The GLLiM model implemented in this function adresses the following non-linear mapping issue:
$$ E(Y | X=x) = g(x),$$
where \(Y\) is a L-vector of multivariate responses and \(X\) is a large D-vector of covariates' profiles such that \(D \gg L\). The methods implemented in this package aims at estimating the non linear regression function \(g\).
First, the methods of this package are based on an inverse regression strategy. The inverse conditional relation \(p(X | Y)\) is specified in a way that the forward relation of interest \(p(Y | X)\) can be deduced in closed-from. Under some hypothesis on covariance structures, the large number \(D\) of covariates is handled by this inverse regression trick, which acts as a dimension reduction technique. The number of parameters to estimate is therefore drastically reduced. Second, we propose to approximate the non linear \(g\) regression function by a piecewise affine function. Therefore, a hidden discrete variable \(Z\) is introduced, in order to divide the space into \(K\) regions such that an affine model holds between responses Y and variables X in each region \(k\):
$$X = \sum_{k=1}^K I_{Z=k} (A_k Y + b_k + E_k)$$
where \(A_k\) is a \(D \times L\) matrix of coeffcients for regression \(k\), \(b_k\) is a D-vector of intercepts and \(E_k\) is a Gaussian noise with covariance matrix \(\Sigma_k\).

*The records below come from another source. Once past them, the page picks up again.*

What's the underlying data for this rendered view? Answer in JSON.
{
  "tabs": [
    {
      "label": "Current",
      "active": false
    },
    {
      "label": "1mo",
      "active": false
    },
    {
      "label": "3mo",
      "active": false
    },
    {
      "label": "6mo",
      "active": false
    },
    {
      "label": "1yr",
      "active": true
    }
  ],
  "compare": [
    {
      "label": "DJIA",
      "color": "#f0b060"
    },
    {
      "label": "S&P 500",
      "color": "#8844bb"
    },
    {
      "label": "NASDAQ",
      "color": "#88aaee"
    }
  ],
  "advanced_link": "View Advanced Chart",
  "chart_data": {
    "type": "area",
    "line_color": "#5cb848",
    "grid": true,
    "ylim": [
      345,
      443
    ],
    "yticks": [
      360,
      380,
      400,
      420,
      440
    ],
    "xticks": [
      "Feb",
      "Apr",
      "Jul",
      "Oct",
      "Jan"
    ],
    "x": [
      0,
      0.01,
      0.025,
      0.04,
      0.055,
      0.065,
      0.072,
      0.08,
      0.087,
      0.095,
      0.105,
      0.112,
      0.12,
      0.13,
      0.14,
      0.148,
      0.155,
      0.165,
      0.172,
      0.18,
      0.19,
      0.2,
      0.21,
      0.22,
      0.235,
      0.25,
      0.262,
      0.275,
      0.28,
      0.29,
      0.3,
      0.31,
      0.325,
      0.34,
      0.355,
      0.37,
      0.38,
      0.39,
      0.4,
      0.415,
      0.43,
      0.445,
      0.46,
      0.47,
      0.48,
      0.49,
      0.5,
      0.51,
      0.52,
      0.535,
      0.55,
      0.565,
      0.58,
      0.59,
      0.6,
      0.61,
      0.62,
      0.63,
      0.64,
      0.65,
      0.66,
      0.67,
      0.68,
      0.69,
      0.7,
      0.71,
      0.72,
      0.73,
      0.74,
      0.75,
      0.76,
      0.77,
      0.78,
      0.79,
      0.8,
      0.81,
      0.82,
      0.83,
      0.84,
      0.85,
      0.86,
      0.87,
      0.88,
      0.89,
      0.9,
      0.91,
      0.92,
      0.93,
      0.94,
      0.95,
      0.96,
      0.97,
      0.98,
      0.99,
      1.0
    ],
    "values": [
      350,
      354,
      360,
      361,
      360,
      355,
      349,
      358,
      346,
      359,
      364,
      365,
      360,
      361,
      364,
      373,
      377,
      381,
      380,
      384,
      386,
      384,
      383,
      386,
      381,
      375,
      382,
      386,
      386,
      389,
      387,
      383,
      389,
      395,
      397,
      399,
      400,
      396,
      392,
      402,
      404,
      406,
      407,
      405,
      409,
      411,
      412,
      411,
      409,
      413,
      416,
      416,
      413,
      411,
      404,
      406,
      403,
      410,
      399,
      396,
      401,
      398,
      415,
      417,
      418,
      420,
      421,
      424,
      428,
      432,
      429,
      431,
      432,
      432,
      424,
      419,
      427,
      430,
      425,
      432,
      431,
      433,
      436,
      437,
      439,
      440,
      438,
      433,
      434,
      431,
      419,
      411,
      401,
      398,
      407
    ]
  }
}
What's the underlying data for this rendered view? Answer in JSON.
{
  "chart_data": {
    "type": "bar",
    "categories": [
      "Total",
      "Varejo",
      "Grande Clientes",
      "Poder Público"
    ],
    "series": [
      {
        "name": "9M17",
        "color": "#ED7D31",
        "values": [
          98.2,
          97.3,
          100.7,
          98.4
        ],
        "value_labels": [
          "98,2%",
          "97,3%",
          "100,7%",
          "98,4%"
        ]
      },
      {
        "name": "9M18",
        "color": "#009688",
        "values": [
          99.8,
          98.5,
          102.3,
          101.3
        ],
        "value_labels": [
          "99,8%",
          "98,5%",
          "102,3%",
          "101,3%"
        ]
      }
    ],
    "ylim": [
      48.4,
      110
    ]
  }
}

GLLiM is defined as the following hierarchical Gaussian mixture model for the inverse conditional density \((X | Y)\):
$$p(X | Y=y,Z=k;\theta) = N(X; A_kx+b_k,\Sigma_k)$$
$$p(Y | Z=k; \theta) = N(Y; c_k,\Gamma_k)$$
$$p(Z=k)=\pi_k$$
where \(\theta\) is the set of parameters \(\theta=(\pi_k,c_k,\Gamma_k,A_k,b_k,\Sigma_k)_{k=1}^K\).
The forward conditional density of interest \(p(Y | X)\) is deduced from these equations and is also a Gaussian mixture of regression model.
gllim allows the addition of \(L_w\) latent variables in order to account for correlation among covariates or if it is supposed that responses are only partially observed. Adding latent factors is known to improve prediction accuracy, if \(L_w\) is not too large with regard to the number of covariates. When latent factors are added, the dimension of the response is \(L=L_t+L_w\) and \(L=L_t\) otherwise.
For GLLiM, the number of parameters to estimate is:
$$(K-1)+ K(DL+D+L_t+ nbpar_{\Sigma}+nbpar_{\Gamma})$$
where \(L=L_w+L_t\) and \(nbpar_{\Sigma}\) (resp. \(nbpar_{\Gamma}\)) is the number of parameters in each of the large (resp. small) covariance matrix \(\Sigma_k\) (resp. \(\Gamma_k\)). For example,
if the constraint on \(\Sigma\) is cstr$Sigma="i", then \(nbpar_{\Sigma}=1\),which is the default constraint in the gllim function
if the constraint on \(\Sigma\) is cstr$Sigma="d", then \(nbpar_{\Sigma}=D\),
if the constraint on \(\Sigma\) is cstr$Sigma="", then \(nbpar_{\Sigma}=D(D+1)/2\),
if the constraint on \(\Sigma\) is cstr$Sigma="*", then \(nbpar_{\Sigma}=D(D+1)/(2K)\).
The rule to compute the number of parameters of \(\Gamma\) is the same as \(\Sigma\), replacing D by \(L_t\). Currently the \(\Gamma_k\) matrices are not constrained and \(nbpar_{\Gamma}=L_t(L_t+1)/2\) because for indentifiability reasons the \(L_w\) part is set to the identity matrix.
The user must choose the number of mixtures components \(K\) and, if needed, the number of latent factors \(L_w\). For small datasets (less than 100 observations), it is suggested to select both \((K,L_w)\) by minimizing the BIC criterion. For larger datasets, it is suggested to save computational time, to set \(L_w\) using BIC while setting \(K\) to an arbitrary value large enough to catch non linear relations between responses and covariates and small enough to have several observations (at least 10) in each clusters. Indeed, for large datasets, the number of clusters should not have a strong impact on the results while it is sufficiently large.